As marketers, we're forever in pursuit of the elusive concept of "engagement." Ask 10 people to define that word, and you're likely to get 11 definitions. No one can agree with any precision, but in general terms, it means that someone has slowed down their day just to think a bit longer about something we've produced. They took one extra minute to smell the metaphorical flower of our content.

I hate to use the overly dramatic word "savor," but it comes to mind. Given the sheer volume of content the average digital citizen is pelted with every day, if we can simply measure any level of measured consumption, well, that's something in this day and age. Three minutes to read an article is "savoring" in relative terms, and qualifies as "engagement" in the parlance of digital marketing.

What we can draw from content consumption patterns is intent, in both the singular and aggregate senses.

Singularly, our goal is to determine the intent of this user. What does this user want? If we accept that this user has a journey they are on, from first contact to conversion, how do we figure out that intent and move them down that journey?

(Right now, my aged cat is meowing at me incessantly. She has food, she doesn't need to go out, there's nothing wrong with her. She's just meowing at me, loudly and pointedly. Not 10 seconds ago, I found myself looking at her and saying, desperately, "What do you want?")

Our content strategy for each user boils down to the almost-mythic idea of "related content." Two words that sound easy in conversation (and -- frustratingly -- on wireframes) but are maddeningly difficult in practice. If a user looked at Content A, how do we use that to figure out what Content Z should be at the end of that line of engagement.

We can't, of course, so we need to connect the dots between Content A, B, C, D and so on. One piece of content might be an accident, two might be coincidental, but 20 is a pattern.

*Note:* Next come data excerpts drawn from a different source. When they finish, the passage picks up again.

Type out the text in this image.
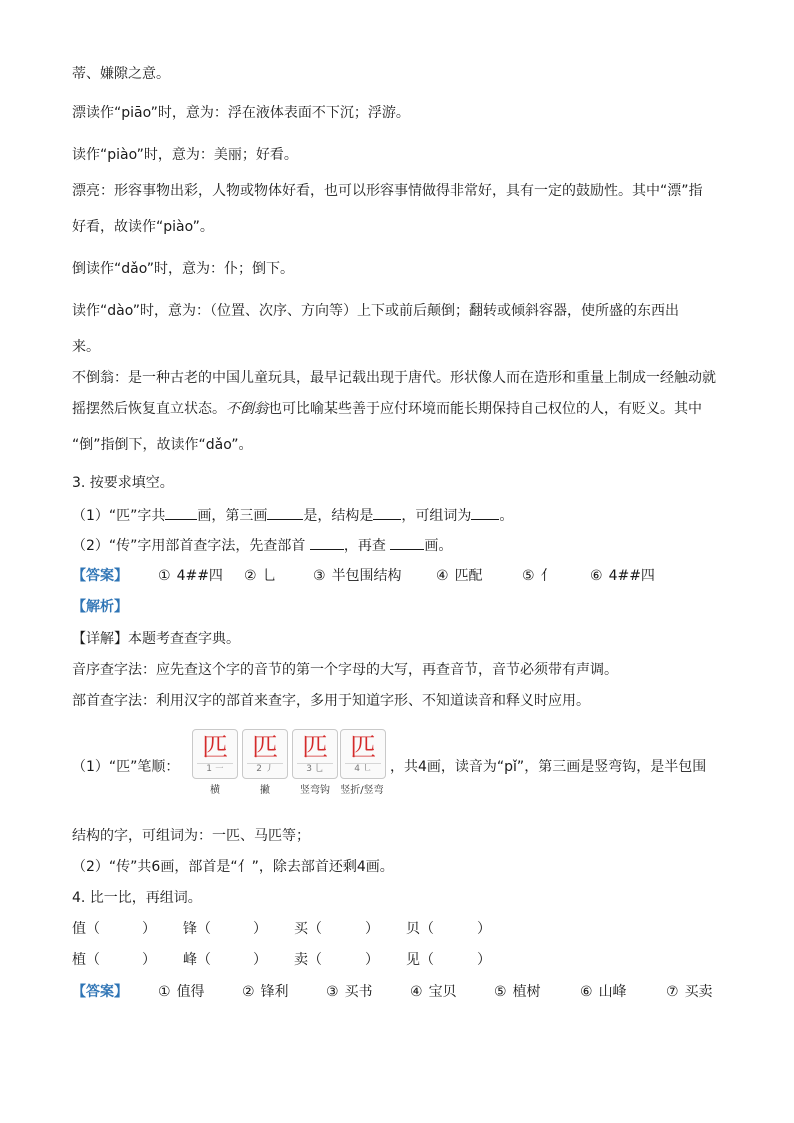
蒂、嫌隙之意。
漂读作“piāo”时，意为：浮在液体表面不下沉；浮游。
读作“piào”时，意为：美丽；好看。
漂亮：形容事物出彩，人物或物体好看，也可以形容事情做得非常好，具有一定的鼓励性。其中“漂”指
好看，故读作“piào”。
倒读作“dǎo”时，意为：仆；倒下。
读作“dào”时，意为：（位置、次序、方向等）上下或前后颠倒；翻转或倾斜容器，使所盛的东西出
来。
不倒翁：是一种古老的中国儿童玩具，最早记载出现于唐代。形状像人而在造形和重量上制成一经触动就
摇摆然后恢复直立状态。不倒翁也可比喻某些善于应付环境而能长期保持自己权位的人，有贬义。其中
“倒”指倒下，故读作“dǎo”。
3. 按要求填空。
（1）“匹”字共 画，第三画	是，结构是 ，可组词为 。
（2）“传”字用部首查字法，先查部首 ，再查 画。
【答案】 ① 4##四 ② 乚	③ 半包围结构 ④ 匹配	⑤ 亻	⑥ 4##四
【解析】
【详解】本题考查查字典。
音序查字法：应先查这个字的音节的第一个字母的大写，再查音节，音节必须带有声调。
部首查字法：利用汉字的部首来查字，多用于知道字形、不知道读音和释义时应用。
（1）“匹”笔顺：
匹
1 ㇐
横
匹
2 ㇓
撇
匹
3 乚
竖弯钩
匹
4 ㇗
竖折/竖弯
，共4画，读音为“pǐ”，第三画是竖弯钩，是半包围
结构的字，可组词为：一匹、马匹等；
（2）“传”共6画，部首是“亻”，除去部首还剩4画。
4. 比一比，再组词。
值（	） 锋（	） 买（	） 贝（	）
植（	） 峰（	） 卖（	） 见（	）
【答案】 ① 值得	② 锋利	③ 买书	④ 宝贝	⑤ 植树	⑥ 山峰	⑦ 买卖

In aggregate, content consumption tells us what our audience wants, and lets us measure how far we are from a body of content that reflects that. If we categorize what our audience is consuming compared to what we have, then this is the most realistic gap analysis we could undertake.

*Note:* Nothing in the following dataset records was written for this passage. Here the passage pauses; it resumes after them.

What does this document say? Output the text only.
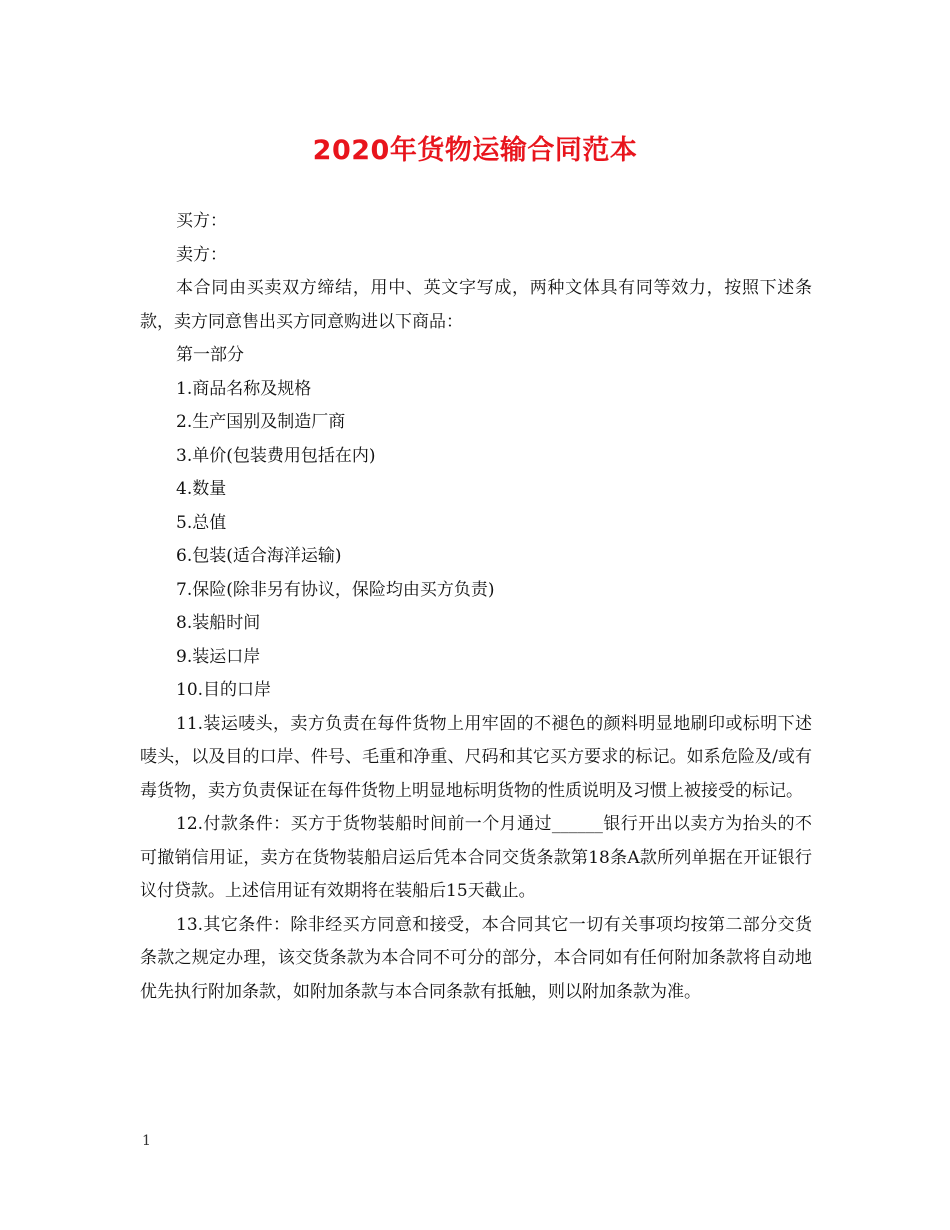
2020年货物运输合同范本

买方：

卖方：

本合同由买卖双方缔结，用中、英文字写成，两种文体具有同等效力，按照下述条款，卖方同意售出买方同意购进以下商品：

第一部分

1.商品名称及规格

2.生产国别及制造厂商

3.单价(包装费用包括在内)

4.数量

5.总值

6.包装(适合海洋运输)

7.保险(除非另有协议，保险均由买方负责)

8.装船时间

9.装运口岸

10.目的口岸

11.装运唛头，卖方负责在每件货物上用牢固的不褪色的颜料明显地刷印或标明下述唛头，以及目的口岸、件号、毛重和净重、尺码和其它买方要求的标记。如系危险及/或有毒货物，卖方负责保证在每件货物上明显地标明货物的性质说明及习惯上被接受的标记。

12.付款条件：买方于货物装船时间前一个月通过______银行开出以卖方为抬头的不可撤销信用证，卖方在货物装船启运后凭本合同交货条款第18条A款所列单据在开证银行议付贷款。上述信用证有效期将在装船后15天截止。

13.其它条件：除非经买方同意和接受，本合同其它一切有关事项均按第二部分交货条款之规定办理，该交货条款为本合同不可分的部分，本合同如有任何附加条款将自动地优先执行附加条款，如附加条款与本合同条款有抵触，则以附加条款为准。

1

At this point, it's worth mentioning that Idio (now Episerver Content Recommendations) does exactly this. It tracks what your audience consumes and categorizes those content habits by topic. Once we have this categorized, we can do two things:

  • Examine all the topics Visitor X has consumed, and match them to other content that reflects those topics. Whether they like it our not, the collective topics they have consumed accurately reflects what they want to see next.
  • Examine the topics all visitors have consumed, and compare those to the topic volume in all of our content. If we have lots of content about ferrets but people are consuming content about lemurs, that tells us something important.

Using this, we can more clearly direct our content strategy. We can stop speculating on what content a specific user might want, and use their history to guide them there. And we can stop speculating on what content we should produce next, and instead use the collective wisdom of our users in aggregate to make that decision for us.

Comedian George Jessel is quoted with, "Give the people what they want, and they'll come." (Hilariously, we were quipping about attendance at a rival's funeral.)

And this is fundamentally the core question of business in general, not only content in particular. The key question for each visitor and all visitors is "What do you want?" And the way we answer that is by looking at what they're actually consuming.

And therein lies the ultimate metric. The content we consume answers the question of what we want. Any content strategy that ignores that fundamental question, is irrelevant before it even starts.

Circling back to my original metric, I'm absolutely not indicting search metrics. Watching what people are searching for on your website is critically important.

But it belies the fact that what people say they want might not be what they actually want. The words they type into a search box might be a wild guess are what they think they want, but the search results they choose to engage with are a more informed statement of fact.

Remember, if we believed what Rachel told us, we'd have too much content about pre-revolutionary French romance and not enough about beach houses in the Hamptons.